AHAIC 2025: Five communications takeaways shaping the future of African health
By Emily Carter, Account Director, McCann Global Health
In early March, I attended the Africa Health Agenda International Conference (AHAIC), the continent’s largest health and development gathering. Convened by AMREF Health Africa with partners including Rwanda’s Ministry of Health, WHO, Africa CDC and the African Union, it brought together nearly 2,000 participants in Kigali for four days of sessions, strategy, and yes, even organized walks. At AHAIC, we walk the talk.
Africa’s health future is being written by Africans
As external aid shifts, highlighted by the suspension of USAID funding, the message was clear: "Don’t agonize, organize!" The momentum is shifting from "health for Africa" to "health by Africa."
Localization was a central theme, with calls for African-led solutions, community-driven planning, and local innovation and pharmaceutical manufacturing. Healthcare campaigns need to be co-created with local partners, informed by local insights and amplified by trusted voices, including community health workers, youth, mothers, chiefs and religious leaders.
We must invest in prevention
Across sessions on primary care, vaccines and non-communicable diseases (NCDs), one message rang out: prevention yields the greatest return. That includes investing in primary health care, vaccines, nutrition and clean water.
Marketers have a key role to play in driving prevention narratives. Messaging around screenings, healthy living and immunizations must be bold, constant and tailored to diverse audiences. New tools, like Serum’s malaria and meningitis vaccines, offer hope, but rollout will require strong communication, especially as global funding tightens.

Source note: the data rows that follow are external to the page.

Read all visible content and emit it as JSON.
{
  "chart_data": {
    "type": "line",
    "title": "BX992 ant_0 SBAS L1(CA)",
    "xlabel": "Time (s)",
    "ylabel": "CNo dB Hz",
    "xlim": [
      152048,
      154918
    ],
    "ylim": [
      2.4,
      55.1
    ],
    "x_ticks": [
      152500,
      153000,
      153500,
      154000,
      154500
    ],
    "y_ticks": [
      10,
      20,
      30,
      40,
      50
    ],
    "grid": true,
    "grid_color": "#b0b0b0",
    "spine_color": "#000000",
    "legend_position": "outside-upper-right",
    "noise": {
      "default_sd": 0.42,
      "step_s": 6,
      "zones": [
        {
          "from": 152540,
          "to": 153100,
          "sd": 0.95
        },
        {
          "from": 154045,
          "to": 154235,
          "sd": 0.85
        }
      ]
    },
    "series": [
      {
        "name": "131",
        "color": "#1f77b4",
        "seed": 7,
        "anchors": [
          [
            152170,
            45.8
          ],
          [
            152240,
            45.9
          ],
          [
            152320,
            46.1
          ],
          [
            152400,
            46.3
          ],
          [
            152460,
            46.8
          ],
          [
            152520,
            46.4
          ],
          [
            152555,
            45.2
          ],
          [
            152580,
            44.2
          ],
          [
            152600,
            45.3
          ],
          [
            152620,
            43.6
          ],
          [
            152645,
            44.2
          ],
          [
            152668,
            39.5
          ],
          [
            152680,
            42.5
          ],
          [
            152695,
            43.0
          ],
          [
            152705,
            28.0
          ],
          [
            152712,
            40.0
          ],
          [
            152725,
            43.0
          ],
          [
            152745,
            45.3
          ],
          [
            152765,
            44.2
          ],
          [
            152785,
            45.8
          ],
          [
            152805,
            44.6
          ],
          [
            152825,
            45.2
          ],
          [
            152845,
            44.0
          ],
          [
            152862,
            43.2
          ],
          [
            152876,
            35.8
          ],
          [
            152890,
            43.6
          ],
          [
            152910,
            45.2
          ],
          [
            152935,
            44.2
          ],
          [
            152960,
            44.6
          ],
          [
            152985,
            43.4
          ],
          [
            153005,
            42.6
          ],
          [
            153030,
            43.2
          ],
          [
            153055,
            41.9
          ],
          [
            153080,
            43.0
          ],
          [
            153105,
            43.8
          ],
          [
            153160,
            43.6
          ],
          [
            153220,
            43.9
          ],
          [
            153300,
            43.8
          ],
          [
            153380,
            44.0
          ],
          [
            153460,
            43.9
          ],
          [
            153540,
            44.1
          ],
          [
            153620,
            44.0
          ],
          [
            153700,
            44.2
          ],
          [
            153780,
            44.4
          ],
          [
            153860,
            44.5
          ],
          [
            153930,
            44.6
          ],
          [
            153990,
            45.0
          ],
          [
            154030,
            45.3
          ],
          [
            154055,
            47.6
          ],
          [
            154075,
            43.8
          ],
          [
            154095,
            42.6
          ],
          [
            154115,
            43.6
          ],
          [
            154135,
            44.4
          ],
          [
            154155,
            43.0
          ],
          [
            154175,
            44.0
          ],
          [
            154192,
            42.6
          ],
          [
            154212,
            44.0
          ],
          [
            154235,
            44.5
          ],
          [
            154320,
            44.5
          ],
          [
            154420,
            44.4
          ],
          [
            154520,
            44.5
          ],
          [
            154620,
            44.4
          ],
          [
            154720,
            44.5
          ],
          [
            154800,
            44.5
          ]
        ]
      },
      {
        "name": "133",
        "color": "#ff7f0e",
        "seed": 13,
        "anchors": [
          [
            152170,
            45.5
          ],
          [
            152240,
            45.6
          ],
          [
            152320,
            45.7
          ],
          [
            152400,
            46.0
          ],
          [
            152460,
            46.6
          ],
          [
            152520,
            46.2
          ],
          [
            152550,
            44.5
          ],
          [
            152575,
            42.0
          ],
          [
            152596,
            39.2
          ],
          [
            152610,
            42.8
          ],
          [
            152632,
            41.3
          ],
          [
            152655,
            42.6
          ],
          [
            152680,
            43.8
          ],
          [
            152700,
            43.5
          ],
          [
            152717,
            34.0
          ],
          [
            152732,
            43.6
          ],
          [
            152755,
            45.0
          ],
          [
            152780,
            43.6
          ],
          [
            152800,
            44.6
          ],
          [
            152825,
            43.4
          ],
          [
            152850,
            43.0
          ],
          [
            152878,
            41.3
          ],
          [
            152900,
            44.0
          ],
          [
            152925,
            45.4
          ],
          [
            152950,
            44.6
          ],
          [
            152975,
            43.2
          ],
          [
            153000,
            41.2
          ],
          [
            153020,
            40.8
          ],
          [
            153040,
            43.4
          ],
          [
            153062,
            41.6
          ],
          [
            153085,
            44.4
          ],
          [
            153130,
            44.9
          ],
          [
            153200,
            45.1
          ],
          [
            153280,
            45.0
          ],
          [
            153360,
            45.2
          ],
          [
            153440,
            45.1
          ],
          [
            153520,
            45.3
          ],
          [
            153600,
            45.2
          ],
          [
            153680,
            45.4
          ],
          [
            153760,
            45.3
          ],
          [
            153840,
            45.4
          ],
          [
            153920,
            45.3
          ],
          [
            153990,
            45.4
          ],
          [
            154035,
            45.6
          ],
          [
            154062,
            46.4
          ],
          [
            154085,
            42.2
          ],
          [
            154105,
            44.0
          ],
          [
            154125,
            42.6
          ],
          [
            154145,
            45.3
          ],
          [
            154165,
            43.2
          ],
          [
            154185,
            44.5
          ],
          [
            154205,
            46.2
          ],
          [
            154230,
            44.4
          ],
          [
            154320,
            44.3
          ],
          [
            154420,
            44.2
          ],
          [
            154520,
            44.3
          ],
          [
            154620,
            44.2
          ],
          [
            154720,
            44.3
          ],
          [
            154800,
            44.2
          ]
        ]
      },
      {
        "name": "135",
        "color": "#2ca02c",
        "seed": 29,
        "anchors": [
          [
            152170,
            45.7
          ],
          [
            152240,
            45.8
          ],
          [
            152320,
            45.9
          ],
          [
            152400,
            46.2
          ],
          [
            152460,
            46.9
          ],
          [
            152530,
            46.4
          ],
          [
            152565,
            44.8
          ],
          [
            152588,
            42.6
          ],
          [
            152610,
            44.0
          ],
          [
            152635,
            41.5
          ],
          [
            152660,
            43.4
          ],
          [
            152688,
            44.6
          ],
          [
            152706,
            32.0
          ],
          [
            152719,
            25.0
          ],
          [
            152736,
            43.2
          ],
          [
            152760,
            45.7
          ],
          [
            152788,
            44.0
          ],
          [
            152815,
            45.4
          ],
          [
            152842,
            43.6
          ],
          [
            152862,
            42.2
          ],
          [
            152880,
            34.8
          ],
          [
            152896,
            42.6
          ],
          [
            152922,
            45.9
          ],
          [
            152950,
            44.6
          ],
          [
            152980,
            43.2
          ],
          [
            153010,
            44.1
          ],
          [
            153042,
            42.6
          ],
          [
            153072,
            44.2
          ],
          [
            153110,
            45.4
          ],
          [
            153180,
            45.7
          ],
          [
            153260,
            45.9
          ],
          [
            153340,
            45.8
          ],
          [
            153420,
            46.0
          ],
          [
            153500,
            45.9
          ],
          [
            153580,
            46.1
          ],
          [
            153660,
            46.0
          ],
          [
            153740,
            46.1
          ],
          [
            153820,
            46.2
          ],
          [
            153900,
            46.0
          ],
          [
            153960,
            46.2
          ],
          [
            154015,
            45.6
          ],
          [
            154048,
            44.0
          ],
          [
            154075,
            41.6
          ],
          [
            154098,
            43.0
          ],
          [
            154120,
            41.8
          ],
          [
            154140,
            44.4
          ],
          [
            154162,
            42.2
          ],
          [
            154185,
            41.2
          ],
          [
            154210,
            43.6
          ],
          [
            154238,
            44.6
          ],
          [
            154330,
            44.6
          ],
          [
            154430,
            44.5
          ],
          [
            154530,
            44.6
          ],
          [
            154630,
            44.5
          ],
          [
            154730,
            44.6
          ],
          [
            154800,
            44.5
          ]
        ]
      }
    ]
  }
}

NCDs: A growing health threat
NCDs now account for 37% of deaths across Africa.1 By 2045, 75% of adults with diabetes will live in low- and middle-income countries.2 Pharmaceutical companies and their charitable foundations are stepping in. The Novo Nordisk Foundation is expanding work on diabetes and metabolic health, focusing on human resources in health, while Roche is working with partners to increase access to breast and cervical cancer screening and treatment. Communications must support these efforts by bringing the human story to the forefront. We must create campaigns that humanize data, spotlight survivors and break down stigma, especially around cancer and mental health. NCDs will take center stage at the United Nations General Assembly this fall, and we urgently need this momentum and focus.
Health tech and AI offer tremendous opportunity for Africa, but equity remains an issue
Innovation is accelerating, from AI diagnostics to drone deliveries, but a plenary poll revealed many still distrust "Made in Africa" health solutions. As communicators, we must shift this narrative and elevate the real impact of African innovation: faster care, broader access and locally built tools. Rwanda, for instance, has just 15 radiologists. The Minister of Health noted that AI can help them better serve 14 million people by rapidly analyzing medical images and prioritizing urgent cases, one example of the potential of tech to close care gaps.
Meanwhile, Africa holds the richest genetic diversity on the planet, yet less than 3% of global genomic data is African. Roche’s African Genomics Program, set to sequence over 50,000 African genomes, is helping close this gap.
Climate change is a health agenda
Two-thirds of health-climate indicators are at record highs, according to Dr. Marina Romanello of the Lancet Countdown, who spoke about the urgent need for systems to adapt during a plenary session. Communications must make the crisis tangible and help drive action. That means turning abstract data into relatable stories: what air pollution means for a mother in Nairobi, or how extreme heat affects daily life. Communicators must frame climate not just as an environmental concern, but a pressing health emergency.